Подпоручик пожал плечами. Ничего нового для себя он не услышал и даже не собирался спорить с Луа.
— Ты прав, Пьер! — спокойно ответил он. — Но почему ты решил, что я пойму все это только через несколько лет! Все сказанное тобою для меня не новость, и меня, если я останусь во Франции, ждет самая беспросветная жизнь… Но не об этом сейчас речь…
— А о чем? — пытливо взглянул на него Луа.
— О том, — глядя ему в глаза, твердо проговорил Наполеоне, — чтобы набраться как можно больше знаний и выбраться из этого темного и глухого леса!
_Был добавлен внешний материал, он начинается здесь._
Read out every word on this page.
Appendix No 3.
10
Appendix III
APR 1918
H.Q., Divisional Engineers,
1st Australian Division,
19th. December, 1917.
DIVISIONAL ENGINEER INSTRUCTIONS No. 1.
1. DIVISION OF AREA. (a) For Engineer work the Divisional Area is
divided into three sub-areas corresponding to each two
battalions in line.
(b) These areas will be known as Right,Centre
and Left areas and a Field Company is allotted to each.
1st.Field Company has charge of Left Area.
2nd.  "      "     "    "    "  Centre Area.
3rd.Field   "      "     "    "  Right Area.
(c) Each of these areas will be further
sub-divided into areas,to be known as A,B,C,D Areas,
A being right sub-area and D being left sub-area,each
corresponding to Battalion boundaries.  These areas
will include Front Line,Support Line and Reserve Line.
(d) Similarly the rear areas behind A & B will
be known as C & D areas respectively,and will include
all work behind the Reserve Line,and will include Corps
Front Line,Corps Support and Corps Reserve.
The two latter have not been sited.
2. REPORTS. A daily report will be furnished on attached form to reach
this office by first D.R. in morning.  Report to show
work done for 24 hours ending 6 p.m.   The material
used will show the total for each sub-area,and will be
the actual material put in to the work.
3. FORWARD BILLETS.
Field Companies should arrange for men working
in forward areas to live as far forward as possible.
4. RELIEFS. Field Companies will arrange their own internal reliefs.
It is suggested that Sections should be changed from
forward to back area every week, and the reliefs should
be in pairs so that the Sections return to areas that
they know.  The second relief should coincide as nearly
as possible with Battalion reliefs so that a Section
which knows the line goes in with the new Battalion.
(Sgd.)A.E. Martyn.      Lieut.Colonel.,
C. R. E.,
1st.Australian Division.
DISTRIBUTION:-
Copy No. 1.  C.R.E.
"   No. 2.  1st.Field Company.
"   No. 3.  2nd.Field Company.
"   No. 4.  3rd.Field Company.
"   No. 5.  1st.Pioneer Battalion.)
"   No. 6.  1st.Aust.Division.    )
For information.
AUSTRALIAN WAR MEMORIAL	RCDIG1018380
Луа внимательно взглянул на приятеля. Да, не зря ему нравился этот корсиканец. Он наклонился к тумбочке и извлек из нее несколько дорогих, насколько успел заметить Наполеоне, книг в кожаном переплете.
— Возьми! — протянул он их. — Там ответы на все вопросы!
К великому удивлению Буонапарте, это были Руссо и аббат Рейналь.
— Я читал… — равнодушно произнес он.
— Тогда какого черта, — вспыхнул Луа, — ты задаешь мне глупые вопросы?
Буонапарте взял книги. Последнее время он был занят службой и забросил не только Руссо, но и своих любимых Тацита и Плутарха. Но после того, как впервые в жизни столкнулся с человеком, который обвинил его в несообразительности, он решил заново почитать прославленного философа.
— Бери, бери! — загадочно усмехнулся Луа. — В начале всегда было слово…
Он выпил очередной стакан вина и прилег на жалобно заскрипевшую под ним кровать. Он хотел что-то еще сказать, но, окончательно опьянев, понес какую-то околесицу о начитавшихся Руссо аристократках и через минуту тяжело заснул…
Несколько ночей молодой офицер читал взятые у Луа книги и то и дело восторженно восклицал:
— Ты гений, Руссо!
Да, теперь это был совсем другой Руссо, нежели тот, которого он читал в Валансе.
Если раньше увлекательный стиль, убедительная логика и вдохновение пророка заставяли верить женевскому мудрецу на слово, то теперь многое из того, о чем Буонапарте смутно догадывался, начинало приобретать стройную логическую систему, и каждая прочитанная им фраза самым чудесным образом находило отклик в его душе.
Да, библейские мудрецы были правы: в начале всегда было слово, и именно философы XVIII века начали подрывать основы современных государств, в которых и политическая власть, и громадная доля богатства принадлежали аристократии и духовенству.
Они провозглашали власть разума и веру в человеческую природу, которая, по их мнению, была испорчена разного рода учреждениями.
Они были уверены в том, что стоит только разрушить эти поработившие человеческую природу учреждения и возвратить ей изначальную свободу, как она проявит все свои лучшие стороны. Так философы открывали перед человечеством новые широкие горизонты.